As far as Snack time goes it's usually something pretty mild a glass of milk and some gold fish, or some popcorn sometimes its ice cream but it never really seems to make a difference what it is. Kailey only ever drinks Milk or water just like Mommy (I wish i was happy with one of those two as well) so there is no "jucing up" I'm going to watch snacks closely but it just seems like that is a variable I can rule out, I could give her the same snack two nights in a row and get two different results. I've also never noticed her getting hyper or anything from having sweets, its not really a common practice to begin with but she doesn't seem to be bouncing off the walls or anything after eating a pack of fruit snacks.

As far as just letting her up till she falls asleep, that really isn't an option, sure some nights it is ok if I'm off or Mommy is off but there is alot of days when she needs to be up at say 7 to go to her grandmas for the day and that means she needs to be in bed earlier, Not because she is hard to get up in the morning but because by mid-day she is cranky, tired, and quickly becomes a brat. Any parent who has taken a tired child shopping knows what I mean.

Another consideration is this What if my wife worked all day and is tired at 10 but my daughter thinks she should stay up until 11? Is my wife supposed to stay up or try to stay up. Its like I said bedtime is time for us to be "off duty" so to speak. If the kids are in bed its safer to go to bed because then they aren't roaming around getting into things that could be harmful. Think about it would anyone here take a nap in the middle of the day while your child was unattended? Maybe 99% of the time everything will be fine but its that 1% that keeps me awake. Look at the Lyonel Tate thing he killed that little girl in the middle of the day While the mother who was supposed to be watching them was sleeping. A year ago I watched something on the news where a little by climed into a dogs cage and was mauled while his aunt that was supposed to be watching him was sleeping. Seriously how many parents have caught your children in the middle of a very dangerous situation that you were able to stop before someone got hurt. Of course she could still get up in the middle of the night and hurt herself but all things considered I just feel better knowing she's in bed sleeping.

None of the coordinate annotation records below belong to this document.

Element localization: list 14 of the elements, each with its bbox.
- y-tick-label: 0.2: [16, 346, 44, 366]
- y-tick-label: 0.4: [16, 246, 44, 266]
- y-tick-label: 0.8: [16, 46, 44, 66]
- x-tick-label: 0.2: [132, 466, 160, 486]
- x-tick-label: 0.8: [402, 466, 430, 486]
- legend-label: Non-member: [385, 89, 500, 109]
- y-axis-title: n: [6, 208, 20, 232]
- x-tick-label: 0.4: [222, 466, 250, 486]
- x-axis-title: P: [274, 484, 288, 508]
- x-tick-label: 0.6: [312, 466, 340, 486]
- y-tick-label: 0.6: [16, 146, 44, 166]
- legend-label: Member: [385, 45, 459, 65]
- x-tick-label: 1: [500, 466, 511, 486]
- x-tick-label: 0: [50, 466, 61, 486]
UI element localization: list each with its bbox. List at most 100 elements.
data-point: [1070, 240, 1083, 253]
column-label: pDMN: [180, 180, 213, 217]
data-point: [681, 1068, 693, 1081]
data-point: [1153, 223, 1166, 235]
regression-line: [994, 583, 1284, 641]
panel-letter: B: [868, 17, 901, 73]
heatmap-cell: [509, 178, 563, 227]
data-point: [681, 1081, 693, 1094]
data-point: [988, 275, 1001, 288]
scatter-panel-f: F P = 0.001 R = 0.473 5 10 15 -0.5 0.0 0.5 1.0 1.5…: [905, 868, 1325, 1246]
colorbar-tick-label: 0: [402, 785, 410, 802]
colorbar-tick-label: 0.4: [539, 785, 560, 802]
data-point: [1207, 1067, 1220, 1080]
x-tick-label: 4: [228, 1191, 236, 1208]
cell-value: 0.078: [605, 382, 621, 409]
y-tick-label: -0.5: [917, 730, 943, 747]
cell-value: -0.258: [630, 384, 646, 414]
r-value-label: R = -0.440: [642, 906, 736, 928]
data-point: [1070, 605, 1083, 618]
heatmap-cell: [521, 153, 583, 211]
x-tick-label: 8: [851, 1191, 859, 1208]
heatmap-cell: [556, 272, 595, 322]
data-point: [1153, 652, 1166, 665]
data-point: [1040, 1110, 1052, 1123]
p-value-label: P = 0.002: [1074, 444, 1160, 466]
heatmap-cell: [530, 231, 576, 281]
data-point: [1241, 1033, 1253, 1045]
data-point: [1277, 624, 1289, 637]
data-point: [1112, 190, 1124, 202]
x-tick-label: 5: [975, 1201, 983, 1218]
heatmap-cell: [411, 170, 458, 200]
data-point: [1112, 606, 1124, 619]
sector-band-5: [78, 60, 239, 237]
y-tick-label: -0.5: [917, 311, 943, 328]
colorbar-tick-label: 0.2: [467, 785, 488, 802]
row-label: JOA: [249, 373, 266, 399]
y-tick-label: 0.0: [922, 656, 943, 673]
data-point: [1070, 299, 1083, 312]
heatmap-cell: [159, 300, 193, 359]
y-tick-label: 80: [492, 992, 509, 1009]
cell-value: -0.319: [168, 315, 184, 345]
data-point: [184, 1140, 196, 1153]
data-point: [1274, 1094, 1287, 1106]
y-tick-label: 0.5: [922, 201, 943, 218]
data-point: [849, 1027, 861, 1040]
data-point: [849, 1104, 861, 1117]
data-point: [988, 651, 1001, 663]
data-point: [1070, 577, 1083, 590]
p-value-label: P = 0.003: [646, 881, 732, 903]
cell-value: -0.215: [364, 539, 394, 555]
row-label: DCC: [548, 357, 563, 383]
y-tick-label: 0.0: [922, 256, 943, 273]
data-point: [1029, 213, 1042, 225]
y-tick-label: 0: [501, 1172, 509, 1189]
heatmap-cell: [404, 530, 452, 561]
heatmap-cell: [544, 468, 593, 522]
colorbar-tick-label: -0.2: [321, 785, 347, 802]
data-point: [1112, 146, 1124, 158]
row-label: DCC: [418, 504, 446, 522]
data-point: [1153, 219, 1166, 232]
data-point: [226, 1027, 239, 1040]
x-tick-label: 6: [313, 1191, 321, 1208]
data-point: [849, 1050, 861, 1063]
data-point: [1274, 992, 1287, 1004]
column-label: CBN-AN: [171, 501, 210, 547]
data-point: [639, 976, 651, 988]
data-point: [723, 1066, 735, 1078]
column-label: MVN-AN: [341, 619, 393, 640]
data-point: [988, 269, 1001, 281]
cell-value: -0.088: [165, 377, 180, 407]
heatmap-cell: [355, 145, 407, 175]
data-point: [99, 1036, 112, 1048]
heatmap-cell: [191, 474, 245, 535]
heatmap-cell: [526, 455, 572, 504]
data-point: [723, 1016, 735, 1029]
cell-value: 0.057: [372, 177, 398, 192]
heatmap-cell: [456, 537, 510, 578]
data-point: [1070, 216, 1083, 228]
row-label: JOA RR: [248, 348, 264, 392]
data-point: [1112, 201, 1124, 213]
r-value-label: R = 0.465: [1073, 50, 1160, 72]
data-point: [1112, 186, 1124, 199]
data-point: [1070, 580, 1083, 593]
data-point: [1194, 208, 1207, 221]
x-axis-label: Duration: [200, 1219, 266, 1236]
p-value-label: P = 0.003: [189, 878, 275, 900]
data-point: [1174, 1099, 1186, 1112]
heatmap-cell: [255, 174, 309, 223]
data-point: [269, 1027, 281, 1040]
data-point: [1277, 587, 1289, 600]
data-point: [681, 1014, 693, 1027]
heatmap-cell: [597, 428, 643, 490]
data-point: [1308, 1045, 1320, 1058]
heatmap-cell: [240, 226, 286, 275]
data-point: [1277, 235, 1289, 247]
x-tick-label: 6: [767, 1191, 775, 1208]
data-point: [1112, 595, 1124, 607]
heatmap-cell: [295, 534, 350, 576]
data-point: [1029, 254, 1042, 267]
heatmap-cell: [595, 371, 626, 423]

Now on top of that we are trying to establish a semblance of a routine. So she goes to bed at a certain time and is not only able to get up at a certain time but function that day as well.

I'm thinking about the room thing, about maybe moving her downstairs, and I'm thinking about the ignoring thing but there is just a time when she needs to be in bed.

Again thank you everyone very much for the replies and advice.